Investigating and documenting a ransomware incident: Steps and reasons

In a bid to combat the growing threat of ransomware attacks, various authorities are encouraging affected organizations and individuals to report such incidents as soon as they are detected.

The Securities and Exchange Commission (SEC) in the United States proposed rules in March that would require broker-dealers, clearing agencies, and other financial services providers to disclose cybersecurity incidents to the SEC more quickly. This move is part of a wider effort to improve transparency and response to cyber threats.

However, delayed reporting has become common as organizations attempt to stay out of the headlines and shed the cyberattack stigma. This reluctance to report is not limited to the financial sector. According to the latest research from BlackFog, many ransomware attacks are not being reported, leading to an underestimation of ransomware activity.

This underreporting is a concern for authorities, who rely on timely and accurate information to build a comprehensive picture of the current ransomware situation. Prompt notification helps enable effective response and prevention.

In Germany, cybersecurity authorities such as the Federal Office for Information Security (BSI) encourage affected organizations to report ransomware attacks to law enforcement agencies like the Federal Criminal Police Office (Bundeskriminalamt) as soon as the activity is detected. These agencies, along with the Cybersecurity and Infrastructure Security Agency (CISA) in the U.S., can provide reporting organizations with resources such as potential decryption keys, information on the adversary's tactics, and incident response support.

In the U.S., all critical infrastructure providers are required to disclose a major cyberattack to CISA within 72 hours and notify the agency of a ransom payment within 24 hours, following legislation passed last year. Eric Goldstein, the CISA's executive assistant director for cybersecurity, encourages entities to report every cyber intrusion, including ransomware attacks, to CISA or the FBI as quickly as possible.

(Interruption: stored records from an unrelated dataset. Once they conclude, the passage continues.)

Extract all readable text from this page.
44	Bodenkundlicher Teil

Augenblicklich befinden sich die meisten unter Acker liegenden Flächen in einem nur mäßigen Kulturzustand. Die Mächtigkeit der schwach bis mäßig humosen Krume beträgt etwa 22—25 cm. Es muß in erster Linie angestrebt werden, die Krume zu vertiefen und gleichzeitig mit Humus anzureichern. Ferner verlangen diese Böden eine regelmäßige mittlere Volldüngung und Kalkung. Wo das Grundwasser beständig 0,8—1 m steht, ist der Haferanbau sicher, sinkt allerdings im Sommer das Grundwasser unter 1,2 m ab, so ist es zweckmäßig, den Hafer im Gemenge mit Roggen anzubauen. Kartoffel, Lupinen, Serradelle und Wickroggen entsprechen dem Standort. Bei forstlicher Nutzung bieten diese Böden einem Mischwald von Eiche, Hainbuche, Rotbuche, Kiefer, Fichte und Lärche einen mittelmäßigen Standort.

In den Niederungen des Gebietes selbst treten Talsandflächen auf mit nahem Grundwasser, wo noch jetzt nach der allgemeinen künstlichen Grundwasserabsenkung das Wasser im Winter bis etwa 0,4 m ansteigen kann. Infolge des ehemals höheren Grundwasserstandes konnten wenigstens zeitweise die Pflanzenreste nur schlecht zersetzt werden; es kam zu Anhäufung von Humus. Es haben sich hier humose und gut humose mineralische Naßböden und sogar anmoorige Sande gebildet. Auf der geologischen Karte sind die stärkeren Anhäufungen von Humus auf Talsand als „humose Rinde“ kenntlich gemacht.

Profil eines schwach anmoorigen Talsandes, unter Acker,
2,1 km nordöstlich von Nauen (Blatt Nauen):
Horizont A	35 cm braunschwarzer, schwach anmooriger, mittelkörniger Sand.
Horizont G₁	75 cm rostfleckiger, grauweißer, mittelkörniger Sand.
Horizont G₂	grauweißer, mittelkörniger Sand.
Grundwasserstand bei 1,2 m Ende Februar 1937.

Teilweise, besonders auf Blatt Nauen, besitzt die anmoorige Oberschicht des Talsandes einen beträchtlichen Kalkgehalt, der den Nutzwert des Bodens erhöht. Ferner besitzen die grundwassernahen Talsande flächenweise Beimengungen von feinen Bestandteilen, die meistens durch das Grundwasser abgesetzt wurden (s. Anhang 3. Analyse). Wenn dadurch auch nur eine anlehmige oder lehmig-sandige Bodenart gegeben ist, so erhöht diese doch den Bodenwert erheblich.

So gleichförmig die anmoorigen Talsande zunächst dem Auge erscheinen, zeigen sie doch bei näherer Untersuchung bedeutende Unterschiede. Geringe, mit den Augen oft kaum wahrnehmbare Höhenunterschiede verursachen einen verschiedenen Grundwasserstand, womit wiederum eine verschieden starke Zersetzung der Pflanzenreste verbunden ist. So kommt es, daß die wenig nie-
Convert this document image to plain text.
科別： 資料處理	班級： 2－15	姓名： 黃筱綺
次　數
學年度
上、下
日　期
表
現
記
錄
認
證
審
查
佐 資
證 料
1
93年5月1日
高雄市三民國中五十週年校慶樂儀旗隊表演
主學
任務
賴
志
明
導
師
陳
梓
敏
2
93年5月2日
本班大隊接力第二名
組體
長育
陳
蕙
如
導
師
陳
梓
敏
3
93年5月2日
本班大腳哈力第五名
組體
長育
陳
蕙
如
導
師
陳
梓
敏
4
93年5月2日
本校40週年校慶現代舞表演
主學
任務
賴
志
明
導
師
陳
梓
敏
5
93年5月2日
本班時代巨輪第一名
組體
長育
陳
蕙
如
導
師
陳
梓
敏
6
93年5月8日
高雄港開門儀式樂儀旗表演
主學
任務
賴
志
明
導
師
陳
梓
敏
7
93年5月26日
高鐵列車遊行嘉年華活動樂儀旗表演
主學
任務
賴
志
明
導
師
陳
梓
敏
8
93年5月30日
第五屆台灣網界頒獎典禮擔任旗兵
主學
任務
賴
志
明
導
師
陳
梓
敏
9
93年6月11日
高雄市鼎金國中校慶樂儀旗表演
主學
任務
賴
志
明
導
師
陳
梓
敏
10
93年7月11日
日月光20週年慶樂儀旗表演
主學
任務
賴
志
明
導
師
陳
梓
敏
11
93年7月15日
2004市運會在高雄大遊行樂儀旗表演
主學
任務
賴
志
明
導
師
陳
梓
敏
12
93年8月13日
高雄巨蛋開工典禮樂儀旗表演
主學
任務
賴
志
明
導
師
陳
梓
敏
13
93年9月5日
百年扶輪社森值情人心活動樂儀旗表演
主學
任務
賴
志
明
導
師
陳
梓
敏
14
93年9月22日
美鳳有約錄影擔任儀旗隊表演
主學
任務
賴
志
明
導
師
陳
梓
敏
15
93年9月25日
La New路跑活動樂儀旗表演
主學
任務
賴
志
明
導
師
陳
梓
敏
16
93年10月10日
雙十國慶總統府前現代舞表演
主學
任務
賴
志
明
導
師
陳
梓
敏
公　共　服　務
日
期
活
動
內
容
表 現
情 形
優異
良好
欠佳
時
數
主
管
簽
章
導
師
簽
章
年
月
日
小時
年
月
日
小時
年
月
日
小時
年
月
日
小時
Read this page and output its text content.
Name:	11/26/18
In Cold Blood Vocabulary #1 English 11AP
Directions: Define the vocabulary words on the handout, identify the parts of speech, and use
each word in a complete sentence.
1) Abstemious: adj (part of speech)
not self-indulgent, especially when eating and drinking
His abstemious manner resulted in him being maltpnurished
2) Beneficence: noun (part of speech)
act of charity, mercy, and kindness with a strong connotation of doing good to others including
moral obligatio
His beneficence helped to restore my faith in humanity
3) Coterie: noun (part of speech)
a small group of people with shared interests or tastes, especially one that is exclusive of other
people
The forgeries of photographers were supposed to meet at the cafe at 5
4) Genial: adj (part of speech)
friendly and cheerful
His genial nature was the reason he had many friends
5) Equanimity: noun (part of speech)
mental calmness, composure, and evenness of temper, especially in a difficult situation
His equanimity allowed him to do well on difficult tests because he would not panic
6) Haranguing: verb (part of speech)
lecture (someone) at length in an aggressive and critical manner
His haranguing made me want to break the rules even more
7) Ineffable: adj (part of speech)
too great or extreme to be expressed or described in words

Organizations in some sectors are required to report cyberattacks to their respective regulatory agency. However, the rationale for failing to report ransomware attacks has staying power across multiple industries and organization types. Many business leaders hesitate to report ransomware attacks, despite the fact that they would call the police if their physical headquarters were ransacked.

Greater transparency is needed to combat ransomware. Organizations should report to CISA or the FBI first, as these agencies are central to tracking trends and threats. The Internet Crime Complaint Center (IC3), which is the FBI's central hub for reporting cybercrime, is another important channel for reporting ransomware attacks.

Organizations may be reluctant to report incidents, but it's vital that a culture where reporting becomes the norm is established to support victims in responding and recovering from ransomware attacks. A continued trend of under-reporting suggests an increase in the overall number of ransomware attacks. Darren Williams, CEO and Founder of BlackFog, states that when accounting for unreported attacks, there is an increase in the overall number of ransomware attacks.

Cyber authorities acknowledge incomplete data on ransomware activity creates a blind spot. By reporting ransomware attacks, organizations can help authorities fill this gap and protect other organizations, limiting the ability of malicious actors to use the same techniques to execute multiple intrusions.

In conclusion, the importance of reporting ransomware attacks cannot be overstated. By reporting incidents promptly, organizations can help authorities build a comprehensive picture of the current ransomware situation, enabling effective response and prevention. A culture of transparency is essential to combat ransomware and support victims in responding and recovering from attacks.